Hyperspectral Imaging Pushes PAT into a New Era

A New Vision for PAT

In their recent publication, “Hyperspectral image and chemometrics. A step beyond classical spectroscopic PAT tools” (1), authors Anna de Juan and Rodrigo Rocha de Oliveira from the Chemometrics Group, Department of Chemical Engineering and Analytical Chemistry, Universitat de Barcelona, argue that hyperspectral imaging (HSI) represents a leap forward in industrial process monitoring. Their article, published in Analytical and Bioanalytical Chemistry, emphasizes that HSI merges the strengths of spectroscopy and vision systems—delivering spatially resolved chemical information unattainable with traditional PAT tools (1).

As the authors note in the original text, the dual nature of HIS, “rich spatial and chemical information,” positions it as a transformative technology for industrial quality control, automation, and mechanistic understanding (1). PAT has been applied using spectroscopic optical technologies across biopharmaceutical and other applications for many years (1–3).

From Single-Point Sensors to Imaging Spectroscopy

Classical spectroscopic PAT relies on sensors that gather information from limited sampling spots. While powerful, these point-based measurements “lack applicability” without chemometrics to interpret them, as the authors explain in their introduction. HSI solves this limitation by associating a full spectrum with every pixel across an image. The result is a data-rich “cube” containing two spatial dimensions and one spectral dimension (1).

This cube can be interpreted through a Beer–Lambert-like bilinear model, in which spectra derive from additive contributions of pure components. According to de Juan and de Oliveira, this inherent linearity explains why established chemometric methods, such as principal component analysis (PCA) and partial least squares (PLS), translate naturally into the HSI domain (1).

Furthermore, the authors highlight that pushbroom (line-scanning) systems now acquire hyperspectral data at speeds compatible with real-time PAT monitoring.

Quantitative Mapping: Beyond Bulk Composition

One of the advancements emphasized in the original work is pixel-level quantitative prediction. Instead of using a single averaged spectrum for bulk composition, HSI enables spatial concentration maps via multivariate calibration.

This capability has proven critical in industries where distribution matters as much as quantity—especially food. The authors cite moisture-mapping in meat and salmon fillets, as well as spatial monitoring of cheese ripening. Such examples illustrate why the “distribution of constituents” is now considered an essential factor in modern quality metrics (1).

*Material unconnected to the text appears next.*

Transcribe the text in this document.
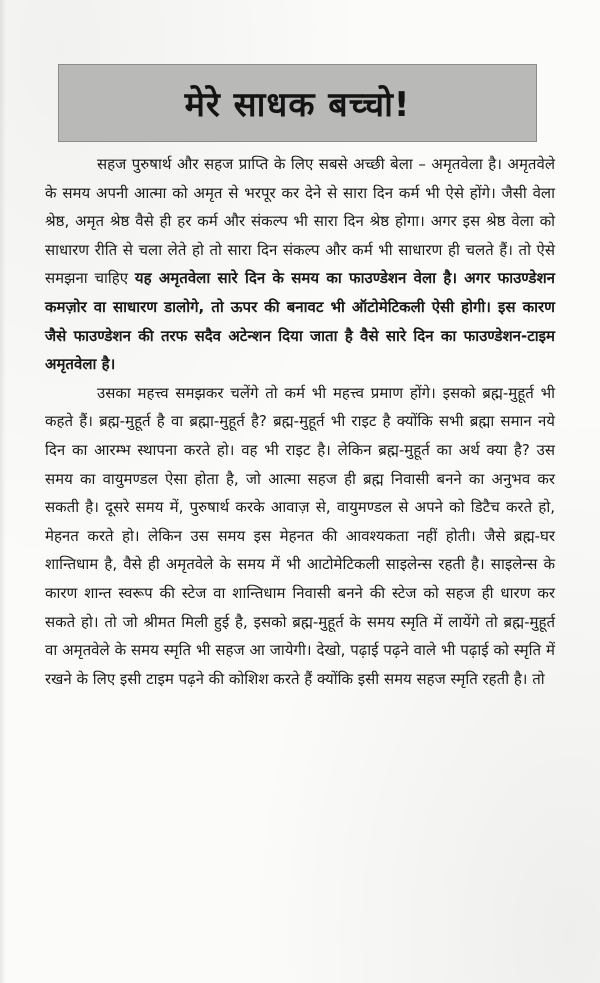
मेरे साधक बच्चो!

सहज पुरुषार्थ और सहज प्राप्ति के लिए सबसे अच्छी बेला – अमृतवेला है। अमृतवेले के समय अपनी आत्मा को अमृत से भरपूर कर देने से सारा दिन कर्म भी ऐसे होंगे। जैसी वेला श्रेष्ठ, अमृत श्रेष्ठ वैसे ही हर कर्म और संकल्प भी सारा दिन श्रेष्ठ होगा। अगर इस श्रेष्ठ वेला को साधारण रीति से चला लेते हो तो सारा दिन संकल्प और कर्म भी साधारण ही चलते हैं। तो ऐसे समझना चाहिए यह अमृतवेला सारे दिन के समय का फाउण्डेशन वेला है। अगर फाउण्डेशन कमज़ोर वा साधारण डालोगे, तो ऊपर की बनावट भी ऑटोमेटिकली ऐसी होगी। इस कारण जैसे फाउण्डेशन की तरफ सदैव अटेन्शन दिया जाता है वैसे सारे दिन का फाउण्डेशन-टाइम अमृतवेला है।

उसका महत्त्व समझकर चलेंगे तो कर्म भी महत्त्व प्रमाण होंगे। इसको ब्रह्म-मुहूर्त भी कहते हैं। ब्रह्म-मुहूर्त है वा ब्रह्मा-मुहूर्त है? ब्रह्म-मुहूर्त भी राइट है क्योंकि सभी ब्रह्मा समान नये दिन का आरम्भ स्थापना करते हो। वह भी राइट है। लेकिन ब्रह्म-मुहूर्त का अर्थ क्या है? उस समय का वायुमण्डल ऐसा होता है, जो आत्मा सहज ही ब्रह्म निवासी बनने का अनुभव कर सकती है। दूसरे समय में, पुरुषार्थ करके आवाज़ से, वायुमण्डल से अपने को डिटैच करते हो, मेहनत करते हो। लेकिन उस समय इस मेहनत की आवश्यकता नहीं होती। जैसे ब्रह्म-घर शान्तिधाम है, वैसे ही अमृतवेले के समय में भी आटोमेटिकली साइलेन्स रहती है। साइलेन्स के कारण शान्त स्वरूप की स्टेज वा शान्तिधाम निवासी बनने की स्टेज को सहज ही धारण कर सकते हो। तो जो श्रीमत मिली हुई है, इसको ब्रह्म-मुहूर्त के समय स्मृति में लायेंगे तो ब्रह्म-मुहूर्त वा अमृतवेले के समय स्मृति भी सहज आ जायेगी। देखो, पढ़ाई पढ़ने वाले भी पढ़ाई को स्मृति में रखने के लिए इसी टाइम पढ़ने की कोशिश करते हैं क्योंकि इसी समय सहज स्मृति रहती है। तो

Qualitative Decisions through Imaging Classification

The article also explores qualitative PAT applications—such as sorting, defect detection, and foreign object identification—where class membership must be assigned to specific locations. De Juan and de Oliveira describe both clustering and supervised classification strategies, noting that hyperspectral information becomes indispensable when chemical differences between classes are subtle (1).

They reference a compelling example from Amigo and colleagues involving microplastic sorting. Pixel-based classification sufficed for broad categories, but object-level averaging achieved superior accuracy in distinguishing chemically similar subclasses—demonstrating the importance of multiscale approaches.

Unmixing for Process Understanding

Among the most powerful aspects of HSI described in the article is “image unmixing,” which identifies pure spectral signatures and their spatial distributions directly from raw data. The authors detail how this approach has enabled real-time monitoring of thermal-induced polymorphic transformations in pharmaceuticals. By unmixing image sequences across temperatures, researchers could visualize polymorph evolution spatially and track concentration changes quantitatively (1).

Such examples highlight HSI’s role in mechanistic process understanding—providing insights far beyond what classical sensors can deliver.

Future Directions: Compression and Multimodal Fusion

Despite rapid progress, the authors note that challenges remain. Image data are large, and industrial adoption will require efficient on-the-fly compression and smart data selection. They also predict major potential in multimodal imaging—combining, for example, NIR, Raman, and fluorescence—but acknowledge that current multimodal systems remain costly and computationally complex.

References

(1) de Juan, A.; de Oliveira, R. R. Hyperspectral Image and Chemometrics. A Step Beyond Classical Spectroscopic PAT Tools. Anal. Bioanal. Chem. 2025. DOI: 10.1007/s00216-025-06154-x.

(2) Claßen, J.; Aupert, F.; Reardon, K. F.; Solle, D.; Scheper, T. Spectroscopic Sensors for In-Line Bioprocess Monitoring in Research and Pharmaceutical Industrial Application. Anal. Bioanal. Chem. 2017, 409, 651–666. DOI: 10.1007/s00216-016-0068-x.

(3) Rolinger, L.; Rüdt, M.; Hubbuch, J. A Critical Review of Recent Trends, and a Future Perspective of Optical Spectroscopy as PAT in Biopharmaceutical Downstream Processing. Anal. Bioanal. Chem. 2020, 412, 2047–2064. DOI: 10.1007/s00216-020-02407-z.